Member of Parliament
- In office 1993–1997
- Preceded by: Les Benjamin
- Succeeded by: riding dissolved
- Constituency: Regina—Lumsden
- In office 1997–2000
- Preceded by: first member
- Succeeded by: Larry Spencer
- Constituency: Regina—Lumsden—Lake Centre

Personal details
- Born: May 23, 1950 (age 75) Dauphin, Manitoba, Canada
- Party: Saskatchewan New Democratic Party New Democratic Party of Canada

= John Solomon (Canadian politician) =

Canadian politician

John Lewis Solomon (born May 23, 1950) is a Canadian public servant and former politician. From 2001 until 2008, he was chair of Saskatchewan's Workers' Compensation Board.

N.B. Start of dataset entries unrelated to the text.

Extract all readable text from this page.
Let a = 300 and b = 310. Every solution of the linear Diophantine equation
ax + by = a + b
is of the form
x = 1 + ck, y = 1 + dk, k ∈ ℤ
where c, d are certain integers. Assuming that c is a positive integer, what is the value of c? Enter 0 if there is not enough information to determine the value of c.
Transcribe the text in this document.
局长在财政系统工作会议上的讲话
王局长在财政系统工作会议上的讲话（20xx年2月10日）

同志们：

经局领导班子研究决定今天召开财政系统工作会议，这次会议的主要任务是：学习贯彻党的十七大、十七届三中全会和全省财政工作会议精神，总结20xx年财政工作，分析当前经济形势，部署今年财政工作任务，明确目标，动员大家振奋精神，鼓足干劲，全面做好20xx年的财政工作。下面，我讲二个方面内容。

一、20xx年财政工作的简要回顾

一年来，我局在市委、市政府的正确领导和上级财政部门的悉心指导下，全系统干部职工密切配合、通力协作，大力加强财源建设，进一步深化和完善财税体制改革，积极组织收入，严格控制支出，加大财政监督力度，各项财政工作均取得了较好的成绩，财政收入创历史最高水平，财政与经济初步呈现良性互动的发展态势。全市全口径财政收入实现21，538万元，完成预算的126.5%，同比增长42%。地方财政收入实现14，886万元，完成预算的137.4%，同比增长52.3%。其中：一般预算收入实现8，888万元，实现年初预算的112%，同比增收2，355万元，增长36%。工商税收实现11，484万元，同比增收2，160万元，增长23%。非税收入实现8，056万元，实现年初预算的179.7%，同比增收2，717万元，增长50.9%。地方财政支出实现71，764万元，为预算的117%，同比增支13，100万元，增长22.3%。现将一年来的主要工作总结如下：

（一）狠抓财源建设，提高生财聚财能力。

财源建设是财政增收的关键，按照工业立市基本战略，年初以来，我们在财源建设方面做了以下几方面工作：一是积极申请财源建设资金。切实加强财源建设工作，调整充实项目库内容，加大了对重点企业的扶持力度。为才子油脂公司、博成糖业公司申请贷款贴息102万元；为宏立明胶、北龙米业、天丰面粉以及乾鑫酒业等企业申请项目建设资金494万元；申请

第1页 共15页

He was previously a provincial and federal politician.

== Biography ==

Born in Dauphin, Manitoba, Solomon is a former small business operator, and holds degrees in political studies and economics from the University of Manitoba. He also worked for the Canadian National Railway in Winnipeg for three years. He came to Saskatchewan in 1973 and married Janice Lee Bench the following year.

Solomon served as Provincial Secretary for the Saskatchewan New Democratic Party, as executive assistant in the Allan Blakeney government and a corporate planner with SaskTel prior to his election in 1979.

He was a Saskatchewan New Democratic Party (NDP) Member of the Legislative Assembly (MLA) in the Legislative Assembly of Saskatchewan for three terms for the riding of Regina North West, and was elected to the House of Commons of Canada in the 1993 federal election. Solomon served as whip for the NDP in the House of Commons from 1996 to 2000. In an election in which the NDP's caucus fell from 43 seats to 9, Solomon was the only rookie MP elected for the federal NDP. He served as MP for Regina—Lumsden and then Regina—Lumsden—Lake Centre until he was defeated by a narrow margin in the 2000 federal election.

Solomon served as fulltime chair of the Saskatchewan Saskatchewan Workers' Compensation Board from 2001 to 2008 and has served as a board director for Tiberius Gold Corp and Conexus Credit Union after earning his professional Chartered Director's designation from the DeGroote School of Business at McMaster University.